# taz.de -- Aufruf von Linken-Politiker:innen: Gegen den Linkskonservatismus
       
       > Die Linke steckt in einer tiefen Krise. Zahlreiche Politiker:innen
       > der Partei plädieren nun für einen Bruch mit dem Wagenknecht-Flügel.
       
 (IMG) Bild: Von einer Krise in die nächste: Viel Zeit, um die Linkspartei zu verändern, bleibt wohl nicht mehr
       
       BERLIN taz | Bei allen vier Landtagswahlen in diesem Jahr [1][unter drei
       Prozent]: Keine Frage, die Linkspartei befindet sich [2][in einem
       desaströsen Zustand]. Ob sie überhaupt noch eine Zukunft hat, ist mehr als
       offen. „Die Linke ist in einer existenziellen Krise“, sagt der frühere
       Bundestagsabgeordnete Thomas Nord der taz. „Wenn sie in absehbarer Zeit
       nicht eindeutig klärt, wofür sie steht, fällt sie im Verlauf des kommenden
       Jahres in die Bedeutungslosigkeit.“
       
       Das will der 64-jährige Ex-Linken-Bundesschatzmeister und langjährige
       brandenburgische Landesvorsitzende verhindern.
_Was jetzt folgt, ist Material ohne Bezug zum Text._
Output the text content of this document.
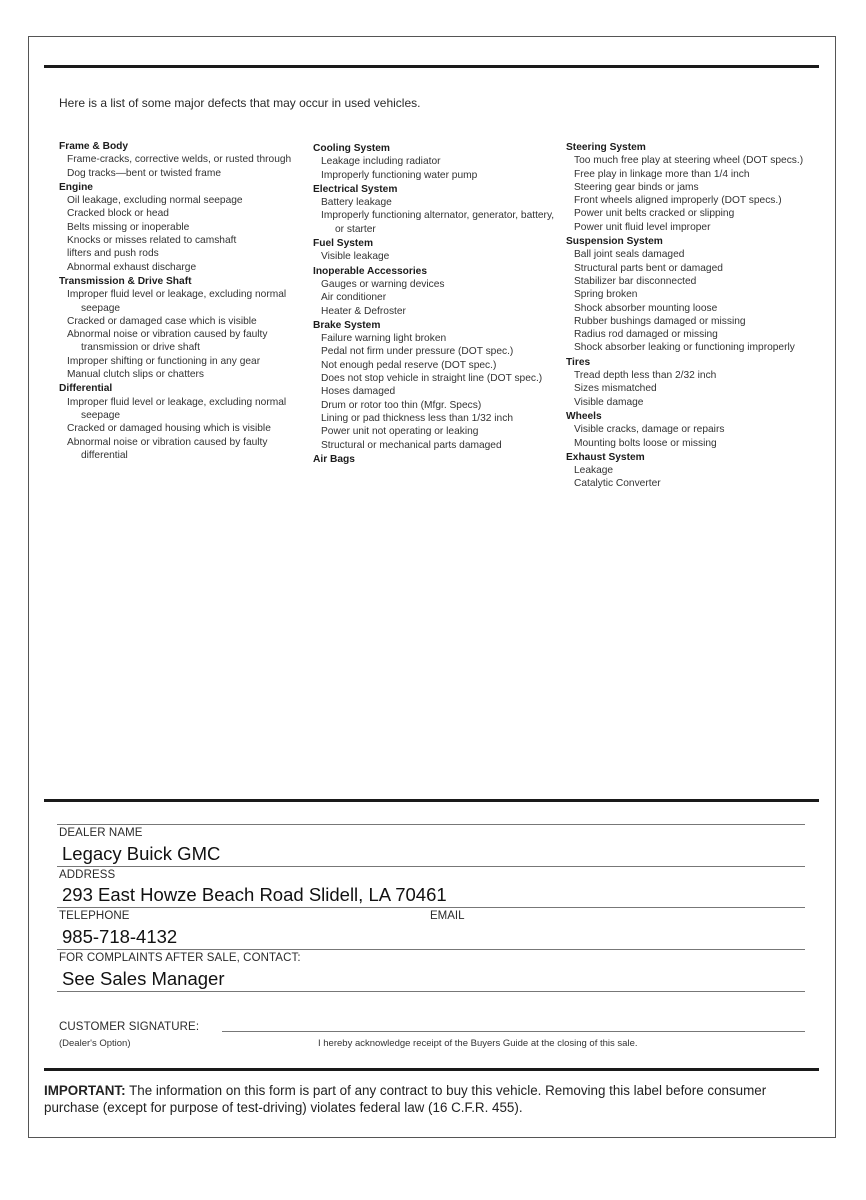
Here is a list of some major defects that may occur in used vehicles.
Frame & Body
Frame-cracks, corrective welds, or rusted through
Dog tracks—bent or twisted frame
Engine
Oil leakage, excluding normal seepage
Cracked block or head
Belts missing or inoperable
Knocks or misses related to camshaft
lifters and push rods
Abnormal exhaust discharge
Transmission & Drive Shaft
Improper fluid level or leakage, excluding normal seepage
Cracked or damaged case which is visible
Abnormal noise or vibration caused by faulty transmission or drive shaft
Improper shifting or functioning in any gear
Manual clutch slips or chatters
Differential
Improper fluid level or leakage, excluding normal seepage
Cracked or damaged housing which is visible
Abnormal noise or vibration caused by faulty differential
Cooling System
Leakage including radiator
Improperly functioning water pump
Electrical System
Battery leakage
Improperly functioning alternator, generator, battery, or starter
Fuel System
Visible leakage
Inoperable Accessories
Gauges or warning devices
Air conditioner
Heater & Defroster
Brake System
Failure warning light broken
Pedal not firm under pressure (DOT spec.)
Not enough pedal reserve (DOT spec.)
Does not stop vehicle in straight line (DOT spec.)
Hoses damaged
Drum or rotor too thin (Mfgr. Specs)
Lining or pad thickness less than 1/32 inch
Power unit not operating or leaking
Structural or mechanical parts damaged
Air Bags
Steering System
Too much free play at steering wheel (DOT specs.)
Free play in linkage more than 1/4 inch
Steering gear binds or jams
Front wheels aligned improperly (DOT specs.)
Power unit belts cracked or slipping
Power unit fluid level improper
Suspension System
Ball joint seals damaged
Structural parts bent or damaged
Stabilizer bar disconnected
Spring broken
Shock absorber mounting loose
Rubber bushings damaged or missing
Radius rod damaged or missing
Shock absorber leaking or functioning improperly
Tires
Tread depth less than 2/32 inch
Sizes mismatched
Visible damage
Wheels
Visible cracks, damage or repairs
Mounting bolts loose or missing
Exhaust System
Leakage
Catalytic Converter
DEALER NAME
Legacy Buick GMC
ADDRESS
293 East Howze Beach Road Slidell, LA 70461
TELEPHONE	EMAIL
985-718-4132
FOR COMPLAINTS AFTER SALE, CONTACT:
See Sales Manager
CUSTOMER SIGNATURE:
(Dealer's Option)	I hereby acknowledge receipt of the Buyers Guide at the closing of this sale.
IMPORTANT: The information on this form is part of any contract to buy this vehicle. Removing this label before consumer purchase (except for purpose of test-driving) violates federal law (16 C.F.R. 455).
Doch die Zeit drängt. Auf
       ihrem Höhepunkt 2009 verzeichnete die Linke noch mehr als 78.000
       Mitglieder, inzwischen zählt sie gerademal etwas über 56.000 Mitglieder,
       wobei seit dem Frühling die Zahl der Austritte stark zugenommen hat. Mit
       einer ganzen Reihe von Mitstreiter:innen hat Nord nun einen
       Rettungsversuch gestartet. Es ist das Plädoyer für einen Bruch.
       
       In ihrem der taz vorliegenden Aufruf zu einer Sammlung der progressiven
       Kräfte in der Linkspartei fordern sie als Ausweg aus der Krise nicht
       weniger als einen klaren Trennungsstrich zu Sahra Wagenknecht und ihrem
       Anhang: „Die Wiederherstellung der Handlungsfähigkeit der Linken erfordert,
       die Koexistenz mit dem Linkskonservatismus in der Partei zu beenden.“ Das
       ist eine klare Ansage.
       
       Unterzeichnet haben den Aufruf etliche Bundes-, Landes-, Europa- und
       Kommunalpolitiker:innen der Linkspartei. Das Spektrum reicht von
       den Bundestagsabgeordneten [3][Gökay Akbulut, Cornelia Möhring und Martina
       Renner] über die Berliner Ex-Senatorinnen Elke Breitenbach und Katrin
       Lompscher bis zu der Europaabgeordneten Cornelia Ernst, der Leipziger
       [4][Landtagsabgeordneten Jule Nagel] und dem Pankower Bezirksbürgermeister
       Sören Benn.
       
       Bemerkenswert ist, dass sich die Aufrufer:innen unterschiedlichen
       Parteiströmungen zuordnen. „[5][Bewegungslinke]“ wie der stellvertretende
       Parteivorsitzende Lorenz Gösta Beutin oder die Bremer
       Bürgerschaftsabgeordnete Sofia Leonidakis sind ebenso dabei wie die
       sächsische Landtagsvizepräsidentin Luise Neuhaus-Wartenberg,
       Bundessprecherin des reformerischen [6][Forums Demokratischer Sozialismus]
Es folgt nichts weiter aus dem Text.